One day, many years ago, I decided to take six small children to the State Fair. This was a family tradition, and even though their father was gone, I felt that it was important to still maintain our traditions. They loved to go to the fair. It was full of sights, sounds, noise, rides, food, and wonderful things to see and touch.
I had never tried to take all of them before, but wasn't particularly worried about it. (Oh for the innocence of those days!) We loaded up the big yellow banana, (read yellow VW Van) and took off for a day of fun.
The first thing I noticed when we arrived at the fair was all the people! There were so many people, literally everywhere. It made me nervous. I immediately assigned everyone a buddy.
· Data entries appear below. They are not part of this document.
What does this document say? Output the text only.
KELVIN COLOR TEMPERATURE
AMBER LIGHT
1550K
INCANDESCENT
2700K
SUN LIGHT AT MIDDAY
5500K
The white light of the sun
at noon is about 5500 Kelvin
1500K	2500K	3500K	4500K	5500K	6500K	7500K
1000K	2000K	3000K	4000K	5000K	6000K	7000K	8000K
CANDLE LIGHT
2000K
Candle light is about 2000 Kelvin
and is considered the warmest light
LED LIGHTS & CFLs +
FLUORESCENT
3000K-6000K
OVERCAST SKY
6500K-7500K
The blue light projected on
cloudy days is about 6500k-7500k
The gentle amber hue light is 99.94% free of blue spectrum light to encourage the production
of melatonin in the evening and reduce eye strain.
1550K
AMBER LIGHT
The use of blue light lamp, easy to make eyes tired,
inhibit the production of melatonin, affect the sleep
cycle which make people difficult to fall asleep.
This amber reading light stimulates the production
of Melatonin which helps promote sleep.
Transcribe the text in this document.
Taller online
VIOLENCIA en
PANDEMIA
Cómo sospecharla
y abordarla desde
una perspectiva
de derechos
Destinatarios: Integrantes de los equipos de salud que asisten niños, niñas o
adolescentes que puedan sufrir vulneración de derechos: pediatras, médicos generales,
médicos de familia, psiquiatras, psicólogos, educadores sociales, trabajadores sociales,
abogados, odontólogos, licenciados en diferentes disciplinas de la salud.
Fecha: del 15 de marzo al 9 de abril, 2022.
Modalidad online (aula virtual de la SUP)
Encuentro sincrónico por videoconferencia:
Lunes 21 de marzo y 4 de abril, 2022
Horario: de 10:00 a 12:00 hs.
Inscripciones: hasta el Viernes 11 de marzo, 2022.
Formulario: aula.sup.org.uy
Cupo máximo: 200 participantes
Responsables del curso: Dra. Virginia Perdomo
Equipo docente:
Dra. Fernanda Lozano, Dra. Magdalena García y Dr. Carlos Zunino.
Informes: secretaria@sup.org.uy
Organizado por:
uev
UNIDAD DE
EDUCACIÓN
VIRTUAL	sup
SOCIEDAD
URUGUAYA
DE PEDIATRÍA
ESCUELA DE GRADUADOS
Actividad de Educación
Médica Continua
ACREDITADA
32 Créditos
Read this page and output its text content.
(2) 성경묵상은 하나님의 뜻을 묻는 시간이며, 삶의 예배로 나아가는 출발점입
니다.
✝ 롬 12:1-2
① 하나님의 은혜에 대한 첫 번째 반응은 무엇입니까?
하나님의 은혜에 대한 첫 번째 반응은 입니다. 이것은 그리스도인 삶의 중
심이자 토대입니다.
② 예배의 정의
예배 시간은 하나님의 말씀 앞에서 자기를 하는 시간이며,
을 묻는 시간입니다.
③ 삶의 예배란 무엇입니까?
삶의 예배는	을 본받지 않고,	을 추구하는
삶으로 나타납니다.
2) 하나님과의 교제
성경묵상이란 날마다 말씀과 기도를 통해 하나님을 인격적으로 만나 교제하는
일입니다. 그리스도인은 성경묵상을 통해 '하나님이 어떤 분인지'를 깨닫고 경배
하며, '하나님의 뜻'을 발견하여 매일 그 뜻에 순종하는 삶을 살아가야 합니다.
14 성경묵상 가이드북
Now, I supposedly did not need to worry.
We started off around the fair. We saw the mud races, the rides, the farm animals and finally arrived at my favorite part, the main building that had all the things to look at and buy. We walked into the building, I paused at a table, and immediately lost the children. A short minute later, everyone was accounted for, except Adam.
He was three and had an insatiable curiosity. He was the one who could be right next to you and not hear you call. He was the one who loved everyone and thought they were his best friends if they just smiled and talked nicely. I panicked. I went up to the nearest security guard. He called on his radio to his boss and they closed down the building and the main gates to the fair.
This was at the time when children were being stolen at amusement parks. So, no one took it lightly. Everyone set out to search for one small three-year-old boy. Forty-five minutes later, we were still looking. Finally, one of the guards sent me to the other side of the fair (fifteen minutes away) to the lost and found. I walked into a room and there, in front of a craft table making pictures, was Adam. He looked up and saw me and immediately started crying, "You was lost!" He said, "Don't you ever get lost again! I looked for you everwhere and you was lost!" I suppose he was right. In his world, I was the one who was lost. It did not seem to dawn on him that all the other kids were "lost" with me too.
Sometimes in our lives it may seem as if we, or even those we love, are lost. This story reminds me of the importance of the one whom Christ went to find. He was surrounded by multitudes and spoke to thousands, yet He always had concern for the one. “For the Son of man is come to save that which was lost,” (Matt 18:11) He said. “What man of you, having an hundred sheep, if he lose one of them, doth not leave the ninety and nine in the wilderness, and go after that which is lost, until he find it?” (Luke 15:4).
This instruction applies to all of us who follow Him. We are commanded to seek out those who are lost. Much like the willingness of all of those strangers at the fair who did everything they could to help locate my son, we are to be our brother’s keeper. We are to be concerned for the one. We are to try and make a difference in their lives and teach them about the one who loves and cares for them most of all.
Our Savior knows that we will all make mistakes. He knew that some of us would become "lost" like my son, Adam. He provided a way for those lost ones to be found. He provided the atonement that we might live together with Him in the house of our Father. As a mother, I know that it hurts deeply to have a child become lost. If I, imperfect as I am, feel that loss, how much more does our Heavenly Father feel it, when His children are lost, not just for the here and now, but perhaps even into eternity? May we all strive to love each one of our brothers and sisters that wander lost and alone. May we be willing to help bring them home.